Detection Strategies

  • Monitor for Event ID 1000 (Application Error) and 1001 (WER) events naming lsass.exe with faulting module keyiso.dll.
  • Correlate Sysmon Event ID 10 (ProcessAccess) events targeting lsass.exe with non-standard access masks from medium-integrity processes.
  • Hunt for child processes of lsass.exe other than the small set of expected Windows binaries, which is highly anomalous.
  • Track Windows Security Event ID 4673 and 4674 for sensitive privilege use that follows local logon events from non-admin users.

Monitoring Recommendations

  • Enable PowerShell and command-line auditing to capture post-exploitation tooling executed at SYSTEM.
  • Forward Sysmon, Security, and Application channel logs to a centralized analytics platform for cross-host correlation.
  • Baseline normal CNG and lsass.exe behavior per host role to surface deviations indicative of exploitation attempts.

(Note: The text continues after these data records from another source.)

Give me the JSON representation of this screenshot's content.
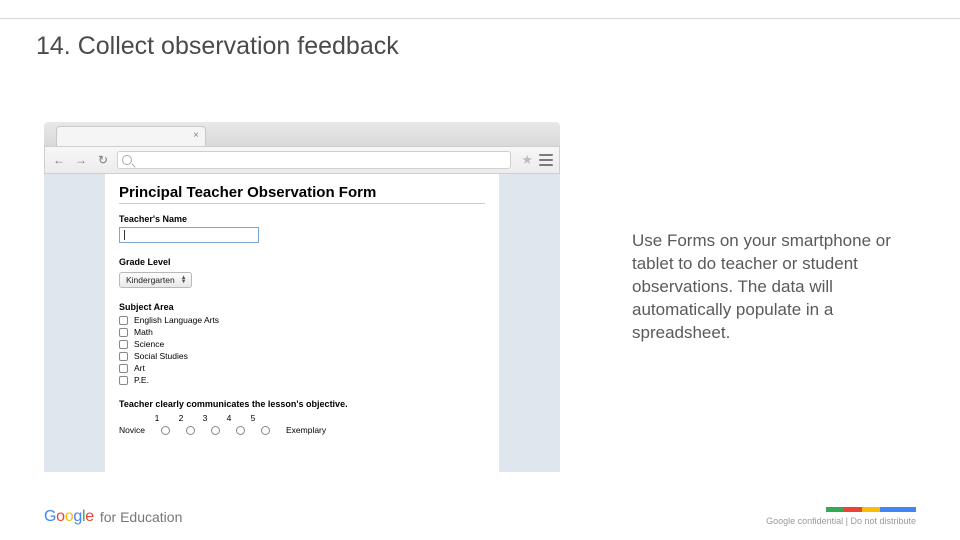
{
  "slide": {
    "heading": "14. Collect observation feedback",
    "body": "Use Forms on your smartphone or tablet to do teacher or student observations. The data will automatically populate in a spreadsheet."
  },
  "form": {
    "title": "Principal Teacher Observation Form",
    "q_teacher_name": "Teacher's Name",
    "q_grade_level": "Grade Level",
    "grade_level_value": "Kindergarten",
    "q_subject_area": "Subject Area",
    "subjects": [
      "English Language Arts",
      "Math",
      "Science",
      "Social Studies",
      "Art",
      "P.E."
    ],
    "q_objective": "Teacher clearly communicates the lesson's objective.",
    "scale_nums": [
      "1",
      "2",
      "3",
      "4",
      "5"
    ],
    "scale_low": "Novice",
    "scale_high": "Exemplary"
  },
  "footer": {
    "brand_suffix": "for Education",
    "confidential": "Google confidential | Do not distribute"
  }
}
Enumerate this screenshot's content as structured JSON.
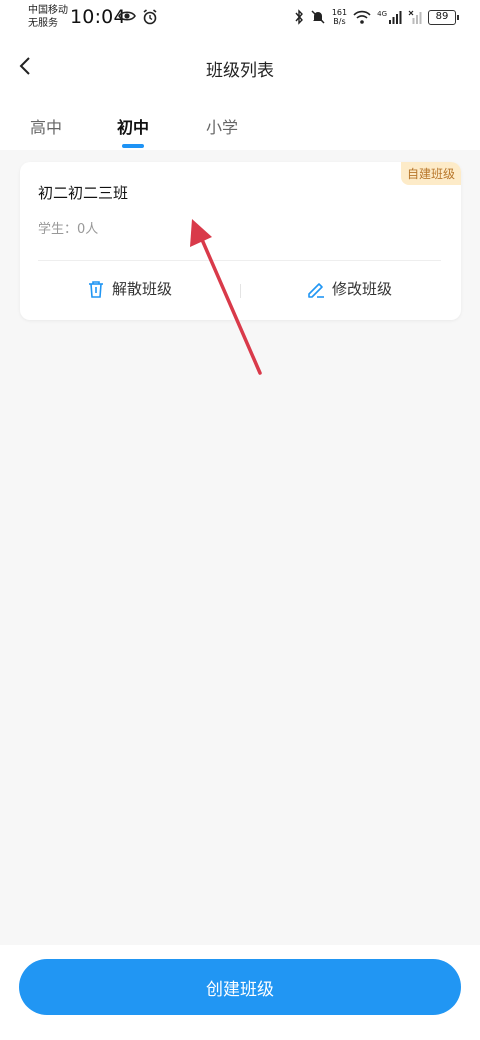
{
  "status_bar": {
    "carrier_line1": "中国移动",
    "carrier_line2": "无服务",
    "time": "10:04",
    "net_speed_value": "161",
    "net_speed_unit": "B/s",
    "signal_label": "4G",
    "battery": "89"
  },
  "header": {
    "title": "班级列表"
  },
  "tabs": [
    {
      "label": "高中"
    },
    {
      "label": "初中"
    },
    {
      "label": "小学"
    }
  ],
  "active_tab": "初中",
  "class_card": {
    "name": "初二初二三班",
    "badge": "自建班级",
    "students": "学生：0人",
    "dissolve_label": "解散班级",
    "modify_label": "修改班级"
  },
  "footer": {
    "create_label": "创建班级"
  },
  "colors": {
    "accent": "#2196f3",
    "tab_indicator": "#1e93f5",
    "badge_bg": "#fdebc8",
    "badge_text": "#b8772b",
    "annotation_arrow": "#d93a4a"
  }
}
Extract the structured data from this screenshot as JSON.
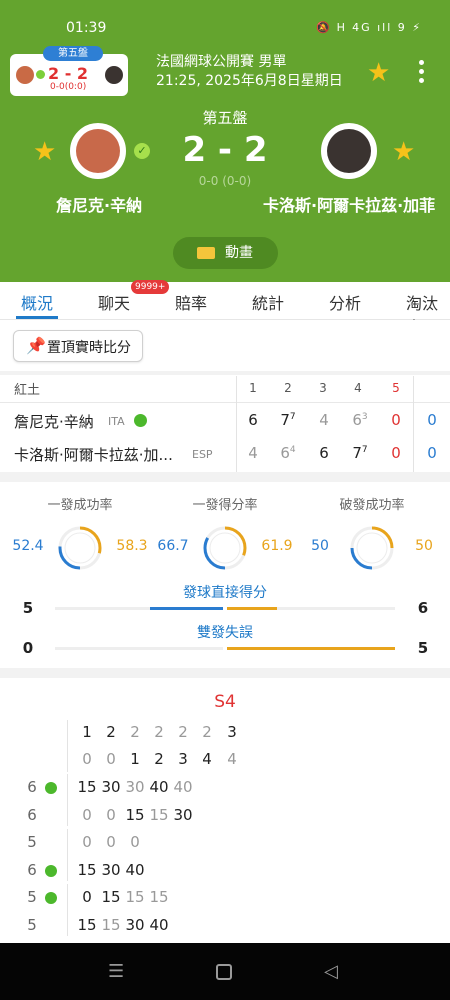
{
  "status": {
    "time": "01:39",
    "icons": "🔕 Ꮋ 4G ıll 9 ⚡"
  },
  "mini": {
    "set_label": "第五盤",
    "score": "2 - 2",
    "games": "0-0(0:0)"
  },
  "tournament": {
    "title": "法國網球公開賽 男單",
    "datetime": "21:25, 2025年6月8日星期日"
  },
  "match": {
    "set_label": "第五盤",
    "score": "2 - 2",
    "game_score": "0-0 (0-0)",
    "player1": {
      "name": "詹尼克·辛納",
      "short": "詹尼克·辛納",
      "country": "ITA"
    },
    "player2": {
      "name": "卡洛斯·阿爾卡拉茲·加菲",
      "short": "卡洛斯·阿爾卡拉茲·加...",
      "country": "ESP"
    },
    "animation_label": "動畫"
  },
  "tabs": [
    {
      "label": "概況"
    },
    {
      "label": "聊天",
      "badge": "9999+"
    },
    {
      "label": "賠率"
    },
    {
      "label": "統計"
    },
    {
      "label": "分析"
    },
    {
      "label": "淘汰賽"
    }
  ],
  "pin_label": "置頂實時比分",
  "scoreboard": {
    "court": "紅土",
    "set_headers": [
      "1",
      "2",
      "3",
      "4",
      "5"
    ],
    "p1_sets": [
      {
        "v": "6",
        "sup": ""
      },
      {
        "v": "7",
        "sup": "7"
      },
      {
        "v": "4",
        "sup": ""
      },
      {
        "v": "6",
        "sup": "3"
      },
      {
        "v": "0",
        "sup": ""
      }
    ],
    "p2_sets": [
      {
        "v": "4",
        "sup": ""
      },
      {
        "v": "6",
        "sup": "4"
      },
      {
        "v": "6",
        "sup": ""
      },
      {
        "v": "7",
        "sup": "7"
      },
      {
        "v": "0",
        "sup": ""
      }
    ],
    "p1_game": "0",
    "p2_game": "0"
  },
  "stats": {
    "circles": [
      {
        "label": "一發成功率",
        "p1": "52.4",
        "p2": "58.3"
      },
      {
        "label": "一發得分率",
        "p1": "66.7",
        "p2": "61.9"
      },
      {
        "label": "破發成功率",
        "p1": "50",
        "p2": "50"
      }
    ],
    "bars": [
      {
        "label": "發球直接得分",
        "p1": "5",
        "p2": "6"
      },
      {
        "label": "雙發失誤",
        "p1": "0",
        "p2": "5"
      }
    ]
  },
  "pbp": {
    "set_title": "S4",
    "header_top": [
      "1",
      "2",
      "2",
      "2",
      "2",
      "2",
      "3"
    ],
    "header_bottom": [
      "0",
      "0",
      "1",
      "2",
      "3",
      "4",
      "4"
    ],
    "games": [
      {
        "top_count": "6",
        "bottom_count": "6",
        "server": "top",
        "top": [
          "15",
          "30",
          "30",
          "40",
          "40"
        ],
        "bottom": [
          "0",
          "0",
          "15",
          "15",
          "30"
        ]
      },
      {
        "top_count": "5",
        "bottom_count": "6",
        "server": "bottom",
        "top": [
          "0",
          "0",
          "0"
        ],
        "bottom": [
          "15",
          "30",
          "40"
        ]
      },
      {
        "top_count": "5",
        "bottom_count": "5",
        "server": "top",
        "top": [
          "0",
          "15",
          "15",
          "15"
        ],
        "bottom": [
          "15",
          "15",
          "30",
          "40"
        ]
      }
    ]
  },
  "colors": {
    "header": "#64a42e",
    "accent": "#1f7ac8",
    "p1": "#2a7cd0",
    "p2": "#e8a41c",
    "red": "#e03333"
  }
}
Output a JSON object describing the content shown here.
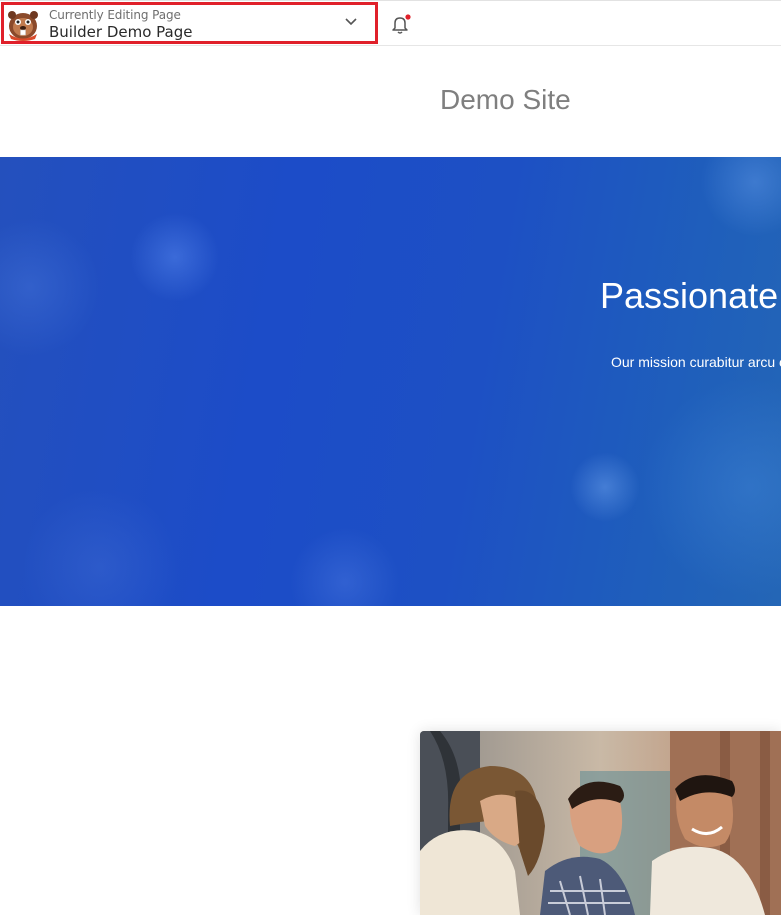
{
  "editor_bar": {
    "caption": "Currently Editing Page",
    "page_title": "Builder Demo Page",
    "logo_icon": "beaver-logo-icon",
    "dropdown_icon": "chevron-down-icon",
    "notification_icon": "bell-icon",
    "highlight_color": "#e0202a",
    "notification_dot_color": "#e0202a"
  },
  "site": {
    "title": "Demo Site"
  },
  "hero": {
    "heading": "Passionate",
    "text": "Our mission curabitur arcu e",
    "background_color": "#1c4cc8"
  },
  "feature": {
    "image": "team-collaboration-photo"
  }
}
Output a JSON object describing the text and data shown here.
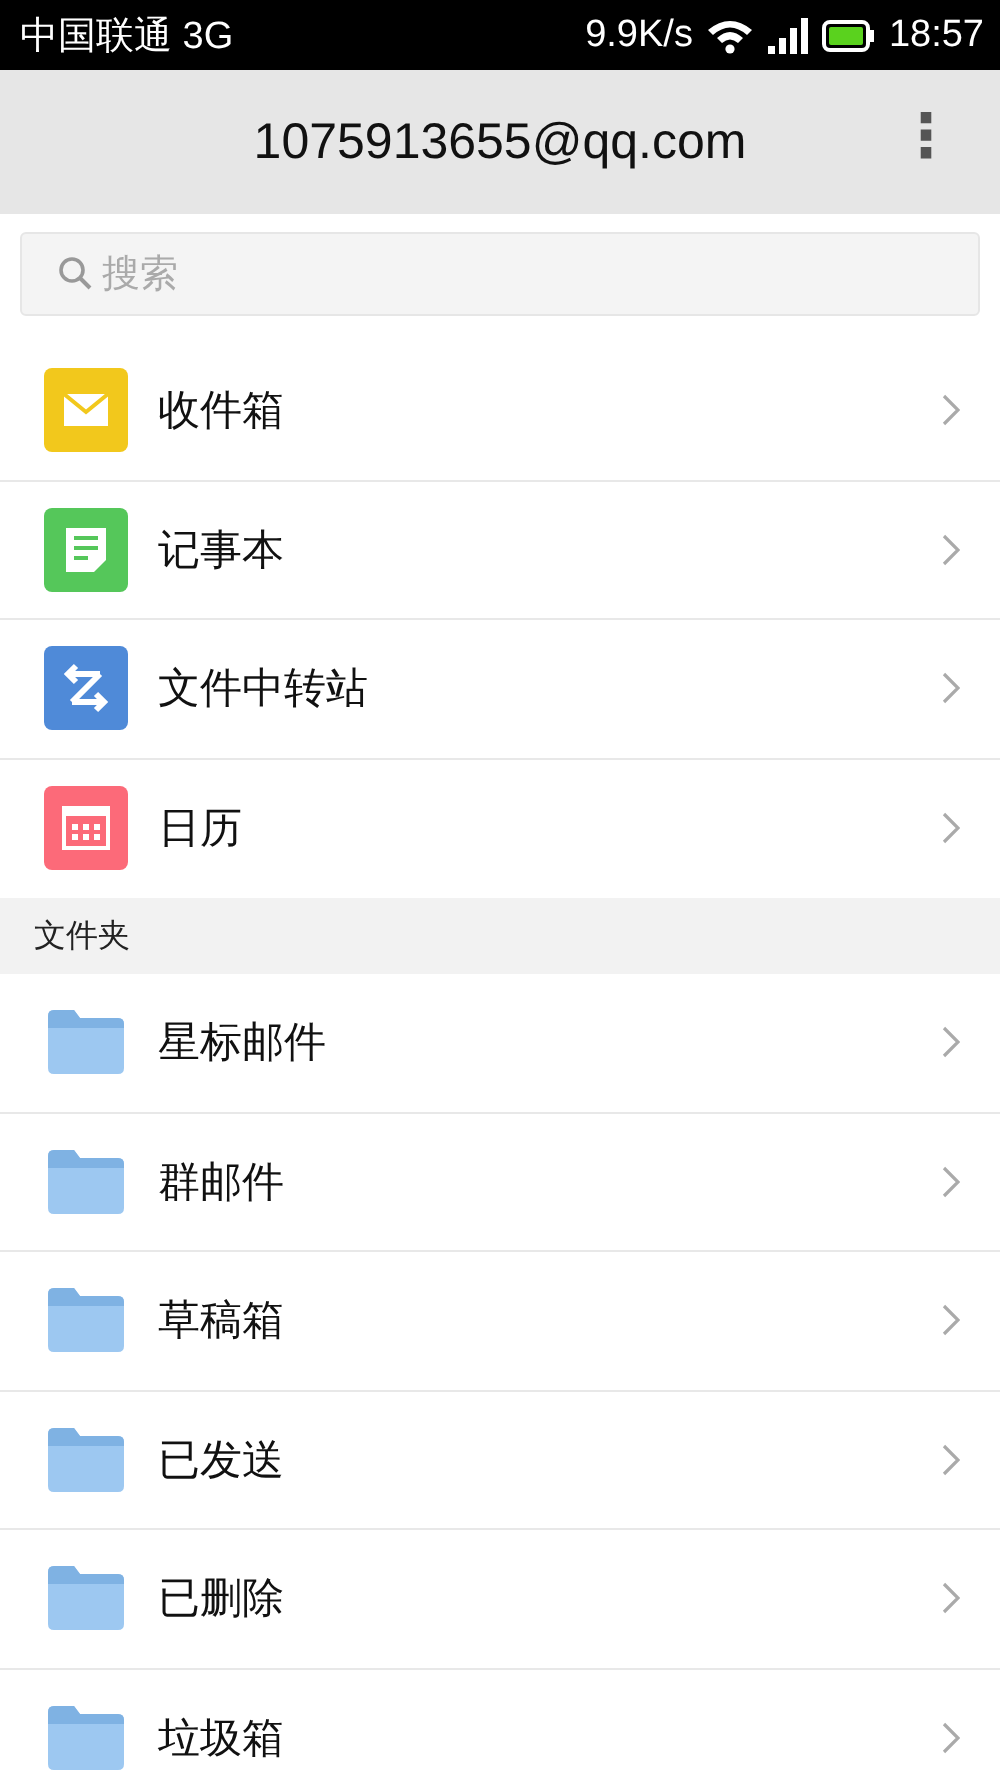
{
  "status_bar": {
    "carrier": "中国联通 3G",
    "speed": "9.9K/s",
    "time": "18:57"
  },
  "header": {
    "title": "1075913655@qq.com",
    "menu": "⋮"
  },
  "search": {
    "placeholder": "搜索"
  },
  "apps": [
    {
      "kind": "mail",
      "label": "收件箱"
    },
    {
      "kind": "note",
      "label": "记事本"
    },
    {
      "kind": "transfer",
      "label": "文件中转站"
    },
    {
      "kind": "calendar",
      "label": "日历"
    }
  ],
  "folders_section": {
    "title": "文件夹",
    "items": [
      {
        "kind": "folder",
        "label": "星标邮件"
      },
      {
        "kind": "folder",
        "label": "群邮件"
      },
      {
        "kind": "folder",
        "label": "草稿箱"
      },
      {
        "kind": "folder",
        "label": "已发送"
      },
      {
        "kind": "folder",
        "label": "已删除"
      },
      {
        "kind": "folder",
        "label": "垃圾箱"
      }
    ]
  }
}
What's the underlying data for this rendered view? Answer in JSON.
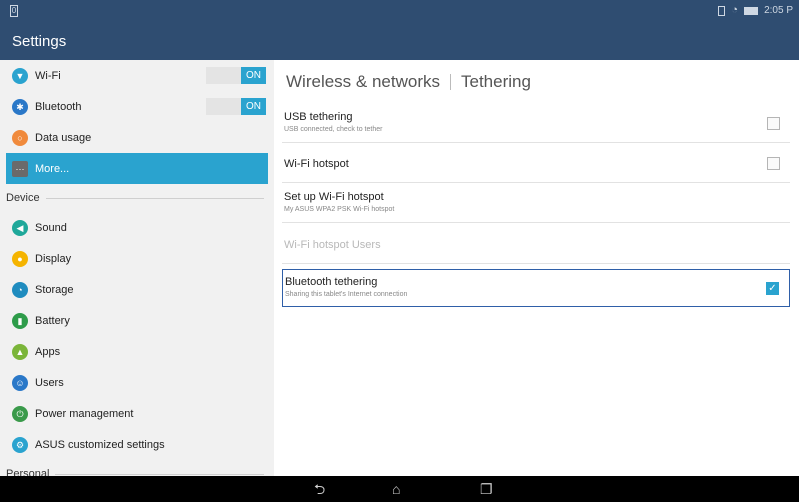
{
  "status_bar": {
    "notification_glyph": "0",
    "time": "2:05 P"
  },
  "app_bar": {
    "title": "Settings"
  },
  "sidebar": {
    "wireless_items": [
      {
        "label": "Wi-Fi",
        "icon": "wifi-icon",
        "color": "#2aa3cf",
        "toggle": "ON"
      },
      {
        "label": "Bluetooth",
        "icon": "bluetooth-icon",
        "color": "#2a78c8",
        "toggle": "ON"
      },
      {
        "label": "Data usage",
        "icon": "data-usage-icon",
        "color": "#f08a3c"
      },
      {
        "label": "More...",
        "icon": "more-icon",
        "color": "#6a6a6a"
      }
    ],
    "device_header": "Device",
    "device_items": [
      {
        "label": "Sound",
        "icon": "sound-icon",
        "color": "#1fa89a"
      },
      {
        "label": "Display",
        "icon": "display-icon",
        "color": "#f5b400"
      },
      {
        "label": "Storage",
        "icon": "storage-icon",
        "color": "#1f8cbf"
      },
      {
        "label": "Battery",
        "icon": "battery-icon",
        "color": "#2e9c4a"
      },
      {
        "label": "Apps",
        "icon": "apps-icon",
        "color": "#7bb539"
      },
      {
        "label": "Users",
        "icon": "users-icon",
        "color": "#2a78c8"
      },
      {
        "label": "Power management",
        "icon": "power-icon",
        "color": "#3a9a4a"
      },
      {
        "label": "ASUS customized settings",
        "icon": "asus-icon",
        "color": "#2aa3cf"
      }
    ],
    "personal_header": "Personal"
  },
  "content": {
    "breadcrumb_parent": "Wireless & networks",
    "breadcrumb_current": "Tethering",
    "rows": [
      {
        "title": "USB tethering",
        "subtitle": "USB connected, check to tether",
        "checked": false
      },
      {
        "title": "Wi-Fi hotspot",
        "subtitle": "",
        "checked": false
      },
      {
        "title": "Set up Wi-Fi hotspot",
        "subtitle": "My ASUS WPA2 PSK Wi-Fi hotspot"
      },
      {
        "title": "Wi-Fi hotspot Users",
        "subtitle": "",
        "disabled": true
      },
      {
        "title": "Bluetooth tethering",
        "subtitle": "Sharing this tablet's Internet connection",
        "checked": true
      }
    ]
  },
  "nav_bar": {
    "back_glyph": "⮌",
    "home_glyph": "⌂",
    "recents_glyph": "❐"
  }
}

How to Mitigate CVE-2022-41125

Immediate Actions Required

  • Apply the November 2022 Microsoft security updates to all affected Windows 10, Windows 11, Windows 8.1, and Windows Server 2012/2016/2019/2022 systems without delay.
  • Prioritize patching of multi-user systems, jump hosts, terminal servers, and domain controllers where local privilege escalation has the largest blast radius.
  • Audit local accounts and restrict interactive logon rights to reduce the population of users able to reach the local attack surface.
  • Validate that endpoint protection is enabled with tamper protection to prevent attackers from disabling sensors post-exploit.

Patch Information

Microsoft addressed CVE-2022-41125 in the November 8, 2022 security updates. Refer to the Microsoft Security Update Guide for CVE-2022-41125 for KB article numbers specific to each affected Windows build. Confirm successful installation by checking the Installed Updates view or querying wmic qfe list for the corresponding KB IDs.

Workarounds

  • No official workaround is published by Microsoft; patching is the required remediation.
  • Reduce exposure by enforcing the principle of least privilege and removing unnecessary local accounts from systems pending patch deployment.
  • Apply application allowlisting (e.g., Windows Defender Application Control or AppLocker) to limit execution of unsigned binaries that could carry exploit code.
bash
# Verify the November 2022 patch is installed on affected Windows hosts
wmic qfe list brief /format:table | findstr /i "KB5019966 KB5019959 KB5019980 KB5019964"

# Confirm CNG Key Isolation Service status
sc query KeyIso

Disclaimer: This content was generated using AI. While we strive for accuracy, please verify critical information with official sources.